The defense lawyers have to read it, and the people in law enforcement need to read the cases where judges throw out Cellebrite evidence based on that.
The problem with that is the cases would need to get to the discovery stage.
95% of all criminal cases in the US are Plead out largely because the defendant can not afford competent legal representation
This is why all kinds of questionable investigative tactics are still used even some that have clearly been ruled unconstitutional, they know most of the time it will not matter, they just need to get enough to make an arrest, the system will destroy the person anyway no conviction needed, and most likely the person will plead guilty even if innocent just to make the abuse stop
Do all defendants not have the right to an attorney in criminal cases?
If evidence is obviously (or with high chance) disputable, then it puts pressure even in those cases where the attorney recommends the defendant to eventually plead.
Or maybe the attorneys available to those who can't afford are just crap in general?
>>Do all defendants not have the right to an attorney in criminal cases?
In theory yes, but in most cases that will be a overworked lawyer that has 100's or 1000's of other active cases, and will not spend time other than negotiation the best deal.

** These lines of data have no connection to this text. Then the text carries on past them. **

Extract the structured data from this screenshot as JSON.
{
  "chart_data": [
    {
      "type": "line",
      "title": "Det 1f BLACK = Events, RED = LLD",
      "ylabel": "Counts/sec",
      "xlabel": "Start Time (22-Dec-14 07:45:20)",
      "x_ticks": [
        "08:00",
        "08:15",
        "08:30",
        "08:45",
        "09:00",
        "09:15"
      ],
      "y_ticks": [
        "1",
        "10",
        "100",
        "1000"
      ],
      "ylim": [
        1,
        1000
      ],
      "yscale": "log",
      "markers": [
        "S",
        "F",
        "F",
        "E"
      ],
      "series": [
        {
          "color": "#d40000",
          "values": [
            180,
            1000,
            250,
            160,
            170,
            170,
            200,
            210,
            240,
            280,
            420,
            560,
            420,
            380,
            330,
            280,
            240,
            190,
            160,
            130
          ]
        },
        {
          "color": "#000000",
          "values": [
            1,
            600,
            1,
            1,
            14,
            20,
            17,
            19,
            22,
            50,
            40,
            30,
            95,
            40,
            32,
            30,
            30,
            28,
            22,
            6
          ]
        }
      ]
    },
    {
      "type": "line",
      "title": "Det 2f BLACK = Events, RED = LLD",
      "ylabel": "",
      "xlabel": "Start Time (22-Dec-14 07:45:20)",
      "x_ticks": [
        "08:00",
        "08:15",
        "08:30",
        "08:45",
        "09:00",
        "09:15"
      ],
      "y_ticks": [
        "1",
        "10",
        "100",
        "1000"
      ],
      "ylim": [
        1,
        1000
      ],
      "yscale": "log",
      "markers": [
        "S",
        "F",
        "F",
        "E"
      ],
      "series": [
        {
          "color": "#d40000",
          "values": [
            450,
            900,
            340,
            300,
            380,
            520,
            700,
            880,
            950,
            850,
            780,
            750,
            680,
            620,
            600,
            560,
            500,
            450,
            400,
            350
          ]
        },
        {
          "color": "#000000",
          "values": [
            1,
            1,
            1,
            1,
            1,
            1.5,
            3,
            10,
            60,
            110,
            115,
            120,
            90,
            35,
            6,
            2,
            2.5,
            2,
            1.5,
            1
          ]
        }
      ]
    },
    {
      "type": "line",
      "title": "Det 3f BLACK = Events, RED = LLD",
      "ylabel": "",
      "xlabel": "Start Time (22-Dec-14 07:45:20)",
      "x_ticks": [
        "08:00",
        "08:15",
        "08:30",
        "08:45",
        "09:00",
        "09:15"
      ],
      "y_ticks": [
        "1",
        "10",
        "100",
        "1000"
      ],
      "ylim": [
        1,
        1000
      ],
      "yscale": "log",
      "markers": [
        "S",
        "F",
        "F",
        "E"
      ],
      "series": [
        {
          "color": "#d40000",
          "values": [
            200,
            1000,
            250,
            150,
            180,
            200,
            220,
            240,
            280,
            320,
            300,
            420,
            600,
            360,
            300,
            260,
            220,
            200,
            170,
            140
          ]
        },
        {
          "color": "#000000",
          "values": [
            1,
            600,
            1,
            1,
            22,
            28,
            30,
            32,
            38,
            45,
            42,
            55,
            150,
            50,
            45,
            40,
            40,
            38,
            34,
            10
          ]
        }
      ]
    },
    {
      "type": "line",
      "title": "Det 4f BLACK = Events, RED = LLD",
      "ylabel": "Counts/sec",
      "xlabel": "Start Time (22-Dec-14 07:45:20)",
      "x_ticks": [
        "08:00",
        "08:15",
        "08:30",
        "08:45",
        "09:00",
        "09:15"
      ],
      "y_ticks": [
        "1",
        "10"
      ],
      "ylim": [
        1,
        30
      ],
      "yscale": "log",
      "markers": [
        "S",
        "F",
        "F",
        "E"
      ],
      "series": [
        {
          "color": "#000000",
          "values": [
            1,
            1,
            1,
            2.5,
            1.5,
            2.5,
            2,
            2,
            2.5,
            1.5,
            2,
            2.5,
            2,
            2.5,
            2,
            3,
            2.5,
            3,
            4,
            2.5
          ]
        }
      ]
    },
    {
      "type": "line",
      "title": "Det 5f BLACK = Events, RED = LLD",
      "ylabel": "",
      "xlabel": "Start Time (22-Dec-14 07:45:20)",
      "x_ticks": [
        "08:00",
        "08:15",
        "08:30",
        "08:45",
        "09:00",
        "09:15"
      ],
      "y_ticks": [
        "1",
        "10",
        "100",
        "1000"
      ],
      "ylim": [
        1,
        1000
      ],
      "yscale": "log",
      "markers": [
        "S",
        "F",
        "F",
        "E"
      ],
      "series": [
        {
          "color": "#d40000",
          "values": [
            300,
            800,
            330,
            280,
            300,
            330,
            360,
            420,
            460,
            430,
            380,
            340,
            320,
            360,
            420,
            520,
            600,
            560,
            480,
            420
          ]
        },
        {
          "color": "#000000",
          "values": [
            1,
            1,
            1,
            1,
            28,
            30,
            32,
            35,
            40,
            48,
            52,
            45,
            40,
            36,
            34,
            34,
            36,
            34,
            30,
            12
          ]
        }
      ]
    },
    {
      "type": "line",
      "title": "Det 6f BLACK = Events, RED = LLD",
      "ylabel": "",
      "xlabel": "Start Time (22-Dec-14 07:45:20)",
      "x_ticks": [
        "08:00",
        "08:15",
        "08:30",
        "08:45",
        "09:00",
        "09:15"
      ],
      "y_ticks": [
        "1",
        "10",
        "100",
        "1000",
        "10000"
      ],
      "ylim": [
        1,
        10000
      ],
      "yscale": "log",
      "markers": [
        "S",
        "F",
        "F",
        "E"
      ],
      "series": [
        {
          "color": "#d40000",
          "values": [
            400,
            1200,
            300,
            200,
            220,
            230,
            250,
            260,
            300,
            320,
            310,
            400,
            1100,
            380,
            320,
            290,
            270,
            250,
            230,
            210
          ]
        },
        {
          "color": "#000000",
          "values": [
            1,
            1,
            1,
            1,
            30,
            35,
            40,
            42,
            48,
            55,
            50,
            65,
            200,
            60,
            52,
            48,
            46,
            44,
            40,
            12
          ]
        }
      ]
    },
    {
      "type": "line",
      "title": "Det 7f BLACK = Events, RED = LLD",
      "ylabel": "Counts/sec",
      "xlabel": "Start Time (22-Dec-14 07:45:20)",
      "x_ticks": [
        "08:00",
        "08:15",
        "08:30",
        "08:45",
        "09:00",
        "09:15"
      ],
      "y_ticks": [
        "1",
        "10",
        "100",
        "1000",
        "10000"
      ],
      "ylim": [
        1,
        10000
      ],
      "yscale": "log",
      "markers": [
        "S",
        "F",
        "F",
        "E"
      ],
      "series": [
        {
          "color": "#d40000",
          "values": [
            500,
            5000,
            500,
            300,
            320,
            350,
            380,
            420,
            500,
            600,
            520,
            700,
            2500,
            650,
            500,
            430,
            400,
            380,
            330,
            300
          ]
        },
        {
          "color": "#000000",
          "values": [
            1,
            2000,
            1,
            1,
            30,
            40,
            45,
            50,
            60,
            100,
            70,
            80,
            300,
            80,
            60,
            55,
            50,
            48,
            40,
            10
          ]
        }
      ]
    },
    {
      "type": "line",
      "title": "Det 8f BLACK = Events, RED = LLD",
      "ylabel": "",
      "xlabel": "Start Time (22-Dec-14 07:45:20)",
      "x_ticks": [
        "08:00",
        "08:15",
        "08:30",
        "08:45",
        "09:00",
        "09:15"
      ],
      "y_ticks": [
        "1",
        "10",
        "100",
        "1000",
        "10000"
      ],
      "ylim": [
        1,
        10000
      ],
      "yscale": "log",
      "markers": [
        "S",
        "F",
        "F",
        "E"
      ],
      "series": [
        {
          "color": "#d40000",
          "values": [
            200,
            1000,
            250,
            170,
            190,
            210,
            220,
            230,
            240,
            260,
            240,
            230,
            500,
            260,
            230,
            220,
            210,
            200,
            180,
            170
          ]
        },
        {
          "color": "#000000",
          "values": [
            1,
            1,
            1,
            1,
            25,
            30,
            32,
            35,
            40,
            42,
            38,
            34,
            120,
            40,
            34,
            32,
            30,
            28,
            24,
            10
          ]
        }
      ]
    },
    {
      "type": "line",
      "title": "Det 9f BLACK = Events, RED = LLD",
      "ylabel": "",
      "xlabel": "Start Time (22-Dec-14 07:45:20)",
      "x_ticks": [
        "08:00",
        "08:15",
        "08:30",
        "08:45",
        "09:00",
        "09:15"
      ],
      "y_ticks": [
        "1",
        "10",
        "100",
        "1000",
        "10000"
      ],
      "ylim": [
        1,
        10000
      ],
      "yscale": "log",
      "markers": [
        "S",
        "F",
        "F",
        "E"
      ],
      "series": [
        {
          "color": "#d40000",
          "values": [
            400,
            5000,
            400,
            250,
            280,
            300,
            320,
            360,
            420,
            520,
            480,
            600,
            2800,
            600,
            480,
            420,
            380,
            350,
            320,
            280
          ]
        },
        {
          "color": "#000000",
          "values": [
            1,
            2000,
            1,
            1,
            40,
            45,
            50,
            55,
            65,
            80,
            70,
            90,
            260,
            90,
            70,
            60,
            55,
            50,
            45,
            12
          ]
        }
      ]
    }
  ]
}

Even if you happen to get a good public defender that has the ability to devote lots of time to your individual case, they would have no budget to hire an expert witness to present the vulnerabilities in the Cell-bright software to a jury
Your best bet would be if the ACLU or EFF took an interest in your case, but they take on very few cases relatively speaking and tend to focus on precedent setting cases, or cases that have high public interest (or can be made to have high public interest)
>Or maybe the attorneys available to those who can't afford are just crap in general?
In some cases they are incompetent, however in most cases they are just underfunded and massively over worked. In most jurisdictions the public defenders office is funded is 1/10 or less of what the prosecutors office is funded at.
No, but Cellebrite does because their credibility is what sells their products to law enforcement. It wouldn't kill all their sales, but enough to be painful.
If you, as I do, hold that personal devices should be private, then you're probably happy with the extraction tools being weak. Let them remain complacent.
That won't do much. In order to throw the evidence out, it needs to be shown that something was actually compromised by the tool, not just that it is possible.
The defense lawyers have to read it, and the people in law enforcement need to read the cases where judges throw out Cellebrite evidence based on that.